People with metabolic syndrome were much less likely to progress to T2DM in a new study, but no other diseases were affected.


Daily metformin can stop progression to type 2 diabetes in people with metabolic syndrome, but it does not seem to stall other non-communicable diseases such as cancer and cardiovascular disease.

The “MeMeMe” study, published in Diabetes Care, randomised 1442 people into four groups who received either 1700mg metformin daily (MET), metformin plus Mediterranean diet (MET+MedDiet), Mediterranean diet plus placebo (MedDiet) or placebo only, and followed them for up to five years.

They were all aged 50-79 and all had metabolic syndrome at baseline. The cluster of risk factors including obesity, hypertension, dyslipidaemia and high fasting blood sugar is associated with five times the risk of type 2 diabetes, 2.5 times the risk of cardiovascular mortality and twice the risk of coronary and cerebrovascular diseases, as well as raising the risk for cancers including colorectal and breast, the authors write.

They measured the cumulative incidence of major non-communicable diseases over the follow-up and found dramatic reductions in risk in the two metformin groups – but type 2 diabetes accounted for all of it.

The MET and MET+MedDiet groups had 80% and 92% lower incidence respectively of type 2 diabetes than the MedDiet and placebo groups. The diet added some marginal benefit to metformin but alone was not significantly different from placebo.

There was no significant difference among groups on cancer or CVD.

As a secondary outcome they also compared prevalence of metabolic syndrome and its components across the groups.

The greatest changes were seen in the first year, after which 77.5% of the MET+MedDiet group still had metabolic syndrome, compared with 80% on metformin only, 87% on the diet and 86% on placebo. These all dropped a few more percentage points by the fifth year.

The MET and MET+MedDiet groups had significantly reduced body weight, BMI, waist circumference, waist-to-height ratio and glycaemia compared with placebo.

The MET+MedDiet group also had significantly reduced total and LDL cholesterol.

The two metformin groups, compared with the two non-metformin groups, improved their weight measures and glycaemia while only the MET+MedDiet groups significantly improved their waist-to-height ratio and cholesterol.

While the MET+MedDiet group had the best results, the differences between the two metformin groups were not significant.

Participants went through a training phase with 500mg daily metformin before randomisation, and those with poor tolerance were excluded.
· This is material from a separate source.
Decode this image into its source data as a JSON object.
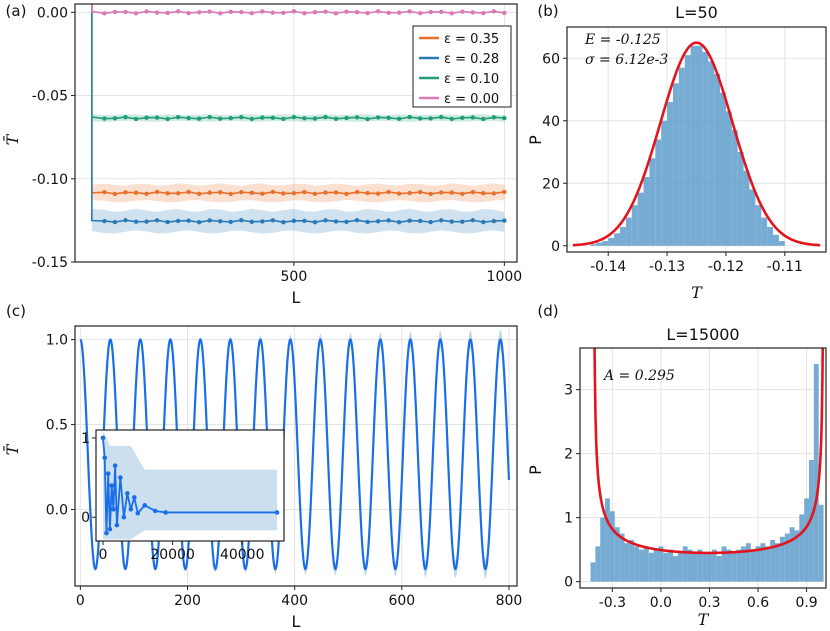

There were 22 dropouts, 19 from the metformin group, all but one because of gastrointestinal effects.

The diet groups were not given strict meal plans but advice on what foods to include and reduce, and were invited to participate in activities such as “thematic kitchen courses, community meals [and] nutritional conferences”.

This is the first study, the authors believe, to show the protective effect of metformin against type 2 diabetes in people with metabolic syndrome.

The Italian authors note their difficulties recruiting patients, since metformin is “not a clinical recommendation” in Italy for anyone without diabetes. GPs even discouraged their patients from joining the trial.

In Australia, metformin is approved as mono or combination therapy for treatment “of type 2 diabetes mellitus in adults, particularly in overweight patients, when dietary management and exercise alone does not result in adequate glycaemic control”, but may be used off-label in pre-diabetes patients.